They'll be rested, repaired and recuperated, but are the Seattle Seahawks ready?
Monday morning we will hear the first answer to the most obvious question this week. "How is Tarvaris Jackson?" Look for Pete Carroll to start the week less than committed to guaranteeing that Jackson will play. It should sound something like, "He wants to play, he says he's ready, but we will just have to wait until Wednesday to see."
With that said, I am looking forward to seeing how Seattle game plans for Cleveland. I think there is a good possibility that they game plan for Charlie Whitehurst this week, let him have the snaps in practice and let him have this game. Carroll has already indicated that Jackson will start whenever he is healthy enough, but I can see Carroll giving Jackson one more week to heal completely.
Last year, Lofa Tatupu had a torn pectoral muscle and it ended his season. There has not been one peep out of the Virginia Mason Center in Renton as to Jackson's condition or if he is improving. This coaching staff has been noted for playing it safe on some of the injuries in the past, making sure the player is almost 100 percent before they return.

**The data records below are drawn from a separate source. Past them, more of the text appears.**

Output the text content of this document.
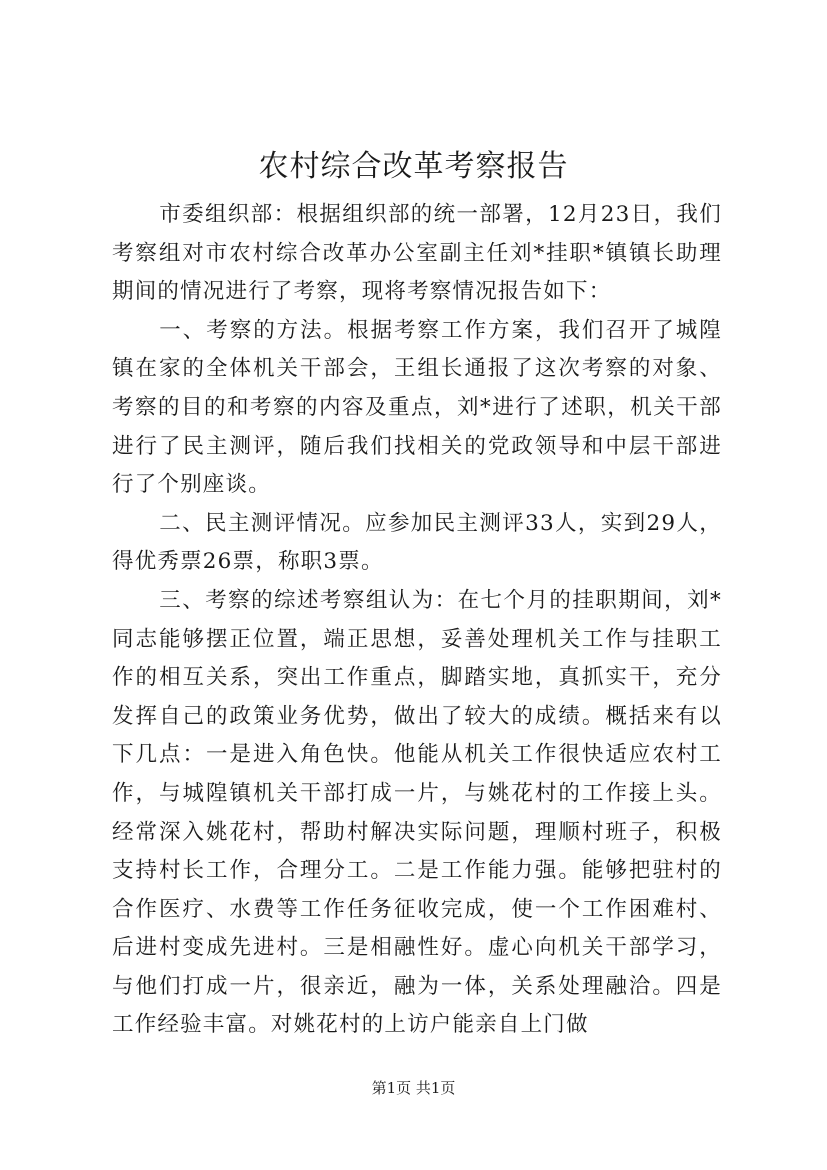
农村综合改革考察报告

市委组织部：根据组织部的统一部署，12月23日，我们考察组对市农村综合改革办公室副主任刘*挂职*镇镇长助理期间的情况进行了考察，现将考察情况报告如下：

一、考察的方法。根据考察工作方案，我们召开了城隍镇在家的全体机关干部会，王组长通报了这次考察的对象、考察的目的和考察的内容及重点，刘*进行了述职，机关干部进行了民主测评，随后我们找相关的党政领导和中层干部进行了个别座谈。

二、民主测评情况。应参加民主测评33人，实到29人，得优秀票26票，称职3票。

三、考察的综述考察组认为：在七个月的挂职期间，刘*同志能够摆正位置，端正思想，妥善处理机关工作与挂职工作的相互关系，突出工作重点，脚踏实地，真抓实干，充分发挥自己的政策业务优势，做出了较大的成绩。概括来有以下几点：一是进入角色快。他能从机关工作很快适应农村工作，与城隍镇机关干部打成一片，与姚花村的工作接上头。经常深入姚花村，帮助村解决实际问题，理顺村班子，积极支持村长工作，合理分工。二是工作能力强。能够把驻村的合作医疗、水费等工作任务征收完成，使一个工作困难村、后进村变成先进村。三是相融性好。虚心向机关干部学习，与他们打成一片，很亲近，融为一体，关系处理融洽。四是工作经验丰富。对姚花村的上访户能亲自上门做

第1页 共1页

Other health concerns to be addressed Monday include Marcus Trufant, Mike Williams, Zack Miller and Robert Gallery.
The biggest question of these four players seems to be Trufant. His back spasms are from a different source than last year, but lower back cramping and spasms is not a good sign. Been there, done that. Rest was the only thing that really helped, but I am sure the Seahawks have resources I didn't (sarcasm).
What will be the final score against Cleavland?

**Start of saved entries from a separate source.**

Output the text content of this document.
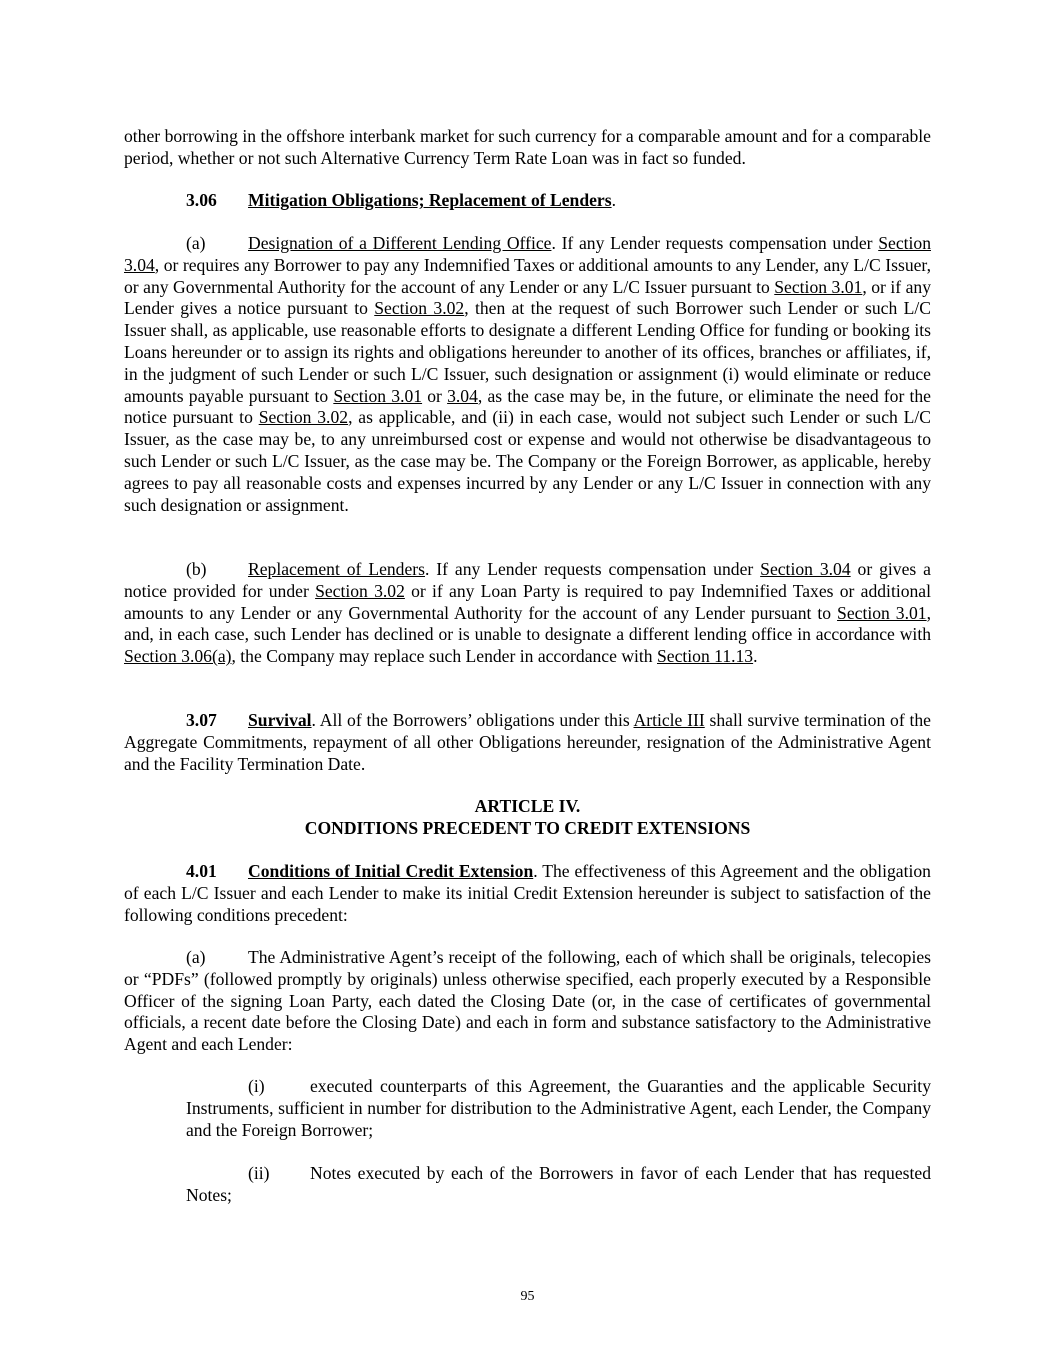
other borrowing in the offshore interbank market for such currency for a comparable amount and for a comparable period, whether or not such Alternative Currency Term Rate Loan was in fact so funded.

3.06 Mitigation Obligations; Replacement of Lenders.

(a) Designation of a Different Lending Office. If any Lender requests compensation under Section 3.04, or requires any Borrower to pay any Indemnified Taxes or additional amounts to any Lender, any L/C Issuer, or any Governmental Authority for the account of any Lender or any L/C Issuer pursuant to Section 3.01, or if any Lender gives a notice pursuant to Section 3.02, then at the request of such Borrower such Lender or such L/C Issuer shall, as applicable, use reasonable efforts to designate a different Lending Office for funding or booking its Loans hereunder or to assign its rights and obligations hereunder to another of its offices, branches or affiliates, if, in the judgment of such Lender or such L/C Issuer, such designation or assignment (i) would eliminate or reduce amounts payable pursuant to Section 3.01 or 3.04, as the case may be, in the future, or eliminate the need for the notice pursuant to Section 3.02, as applicable, and (ii) in each case, would not subject such Lender or such L/C Issuer, as the case may be, to any unreimbursed cost or expense and would not otherwise be disadvantageous to such Lender or such L/C Issuer, as the case may be. The Company or the Foreign Borrower, as applicable, hereby agrees to pay all reasonable costs and expenses incurred by any Lender or any L/C Issuer in connection with any such designation or assignment.

(b) Replacement of Lenders. If any Lender requests compensation under Section 3.04 or gives a notice provided for under Section 3.02 or if any Loan Party is required to pay Indemnified Taxes or additional amounts to any Lender or any Governmental Authority for the account of any Lender pursuant to Section 3.01, and, in each case, such Lender has declined or is unable to designate a different lending office in accordance with Section 3.06(a), the Company may replace such Lender in accordance with Section 11.13.

3.07 Survival. All of the Borrowers’ obligations under this Article III shall survive termination of the Aggregate Commitments, repayment of all other Obligations hereunder, resignation of the Administrative Agent and the Facility Termination Date.

ARTICLE IV.

CONDITIONS PRECEDENT TO CREDIT EXTENSIONS

4.01 Conditions of Initial Credit Extension. The effectiveness of this Agreement and the obligation of each L/C Issuer and each Lender to make its initial Credit Extension hereunder is subject to satisfaction of the following conditions precedent:

(a) The Administrative Agent’s receipt of the following, each of which shall be originals, telecopies or “PDFs” (followed promptly by originals) unless otherwise specified, each properly executed by a Responsible Officer of the signing Loan Party, each dated the Closing Date (or, in the case of certificates of governmental officials, a recent date before the Closing Date) and each in form and substance satisfactory to the Administrative Agent and each Lender:

(i)	executed counterparts of this Agreement, the Guaranties and the applicable Security Instruments, sufficient in number for distribution to the Administrative Agent, each Lender, the Company and the Foreign Borrower;

(ii) Notes executed by each of the Borrowers in favor of each Lender that has requested Notes;

95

What is disturbing is that the injury to Trufant is again to his lower back. After years of putting pressure on his hips, and especially his lower back, this could be serious. Yes, we want to see him return to play, but not at the expense of his future health.
This brings up the question of whether or not the defensive backfield is ready to play without Tru. Walter Thurman has been making strides in his education at corner, but what about the depth at the position. Richard Sherman and Jeron Johnson are both rookies. They're young and talented, but I think the cornerback position is one of the most difficult spots to learn.

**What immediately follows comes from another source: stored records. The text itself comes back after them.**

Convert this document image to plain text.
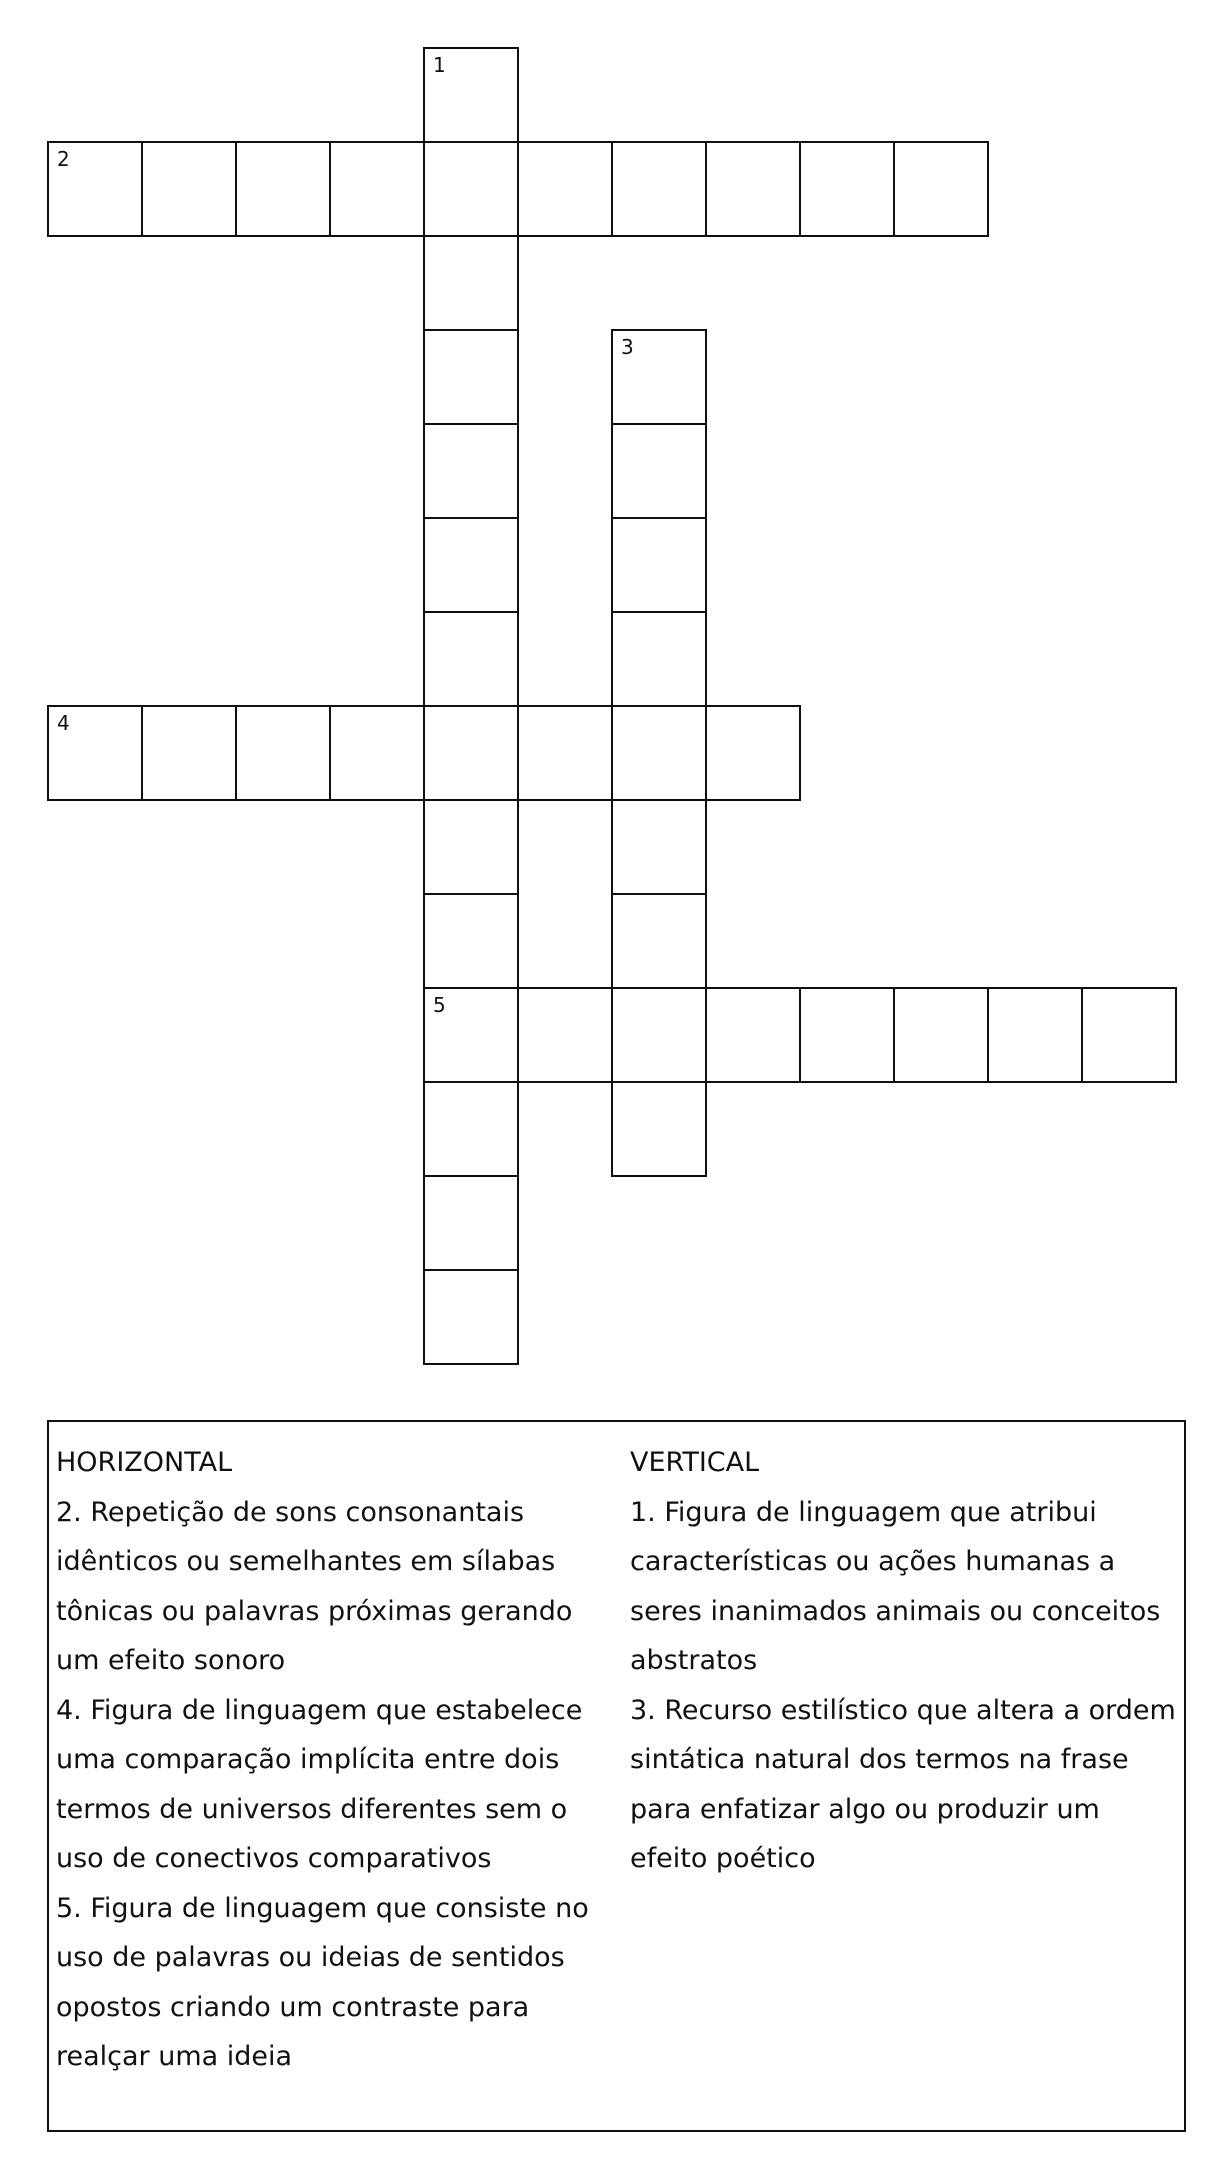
1
5
2
3
4
HORIZONTAL
2. Repetição de sons consonantais
idênticos ou semelhantes em sílabas
tônicas ou palavras próximas gerando
um efeito sonoro
4. Figura de linguagem que estabelece
uma comparação implícita entre dois
termos de universos diferentes sem o
uso de conectivos comparativos
5. Figura de linguagem que consiste no
uso de palavras ou ideias de sentidos
opostos criando um contraste para
realçar uma ideia
VERTICAL
1. Figura de linguagem que atribui
características ou ações humanas a
seres inanimados animais ou conceitos
abstratos
3. Recurso estilístico que altera a ordem
sintática natural dos termos na frase
para enfatizar algo ou produzir um
efeito poético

With the talented wide receivers in the NFL, it is easy to get hung out to dry. Assignments are easy to miss when you are learning your position. Just ask Brandon Browner about the learning curve in the NFL.
This week, we are facing a talented group of receivers, and quarterback Colt McCoy is playing better than expected, though he was held to 215 yards passing against Oakland. The Browns rank 19th in passing yards, and Seattle ranks 26th, but Seattle averages 6.6 yards per pass where Cleavland averages 5.5. Keeping pressure on McCoy, similar to the pressure put on Eli Manning last week, will be necessary to getting off the field on third downs.
Seattle's defense is just the opposite at seventh against the run and 23rd passing, 18th overall. Their two wins have been against New York (4-2) and Arizona (2-4). Seattle has shown a real talent for stopping the run and that will be one of the keys to winning in Cleveland.
How many sacks will Seattle end up with against the Browns?
Of course the other key will be whether Seattle can move the ball on Cleveland like they did in New York. Robert Gallery is reported to be ready to return to the starting line up. How long will it take to make the adjustment of adding a different left guard?
Yes, Gallery was meant to be part of the starting lineup, but he hasn't had a lot of time with the line. He has missed four out of five games so far; will his insertion into the line be an advantage, or will it take a game or two to get communication going? Furthermore, is he in playing shape?
The no-huddle offense is physically demanding. I think we might see Paul McQuistan subbing for Gallery on a few series in Cleveland, and possibly against the Bengals in Seattle next week until Gallery gets his game legs under him.
The other game stats are remarkably similar for these two teams. I think it will come down to whether or not the Seahawks can take the same determination into Cleveland that they did in New York, and whether they can get to Colt McCoy
I believe the answer to this question is yes. Seattle will start the game on an emotionally high note. Carroll has figured out how to motivate professional players and players of high caliber. This is the difference between his current team and the teams he coached before he went to USC. Whether it was an epiphany from studying John Wooden or something else, he has figured out how to win. He will have the Seahawks ready beat Cleavland.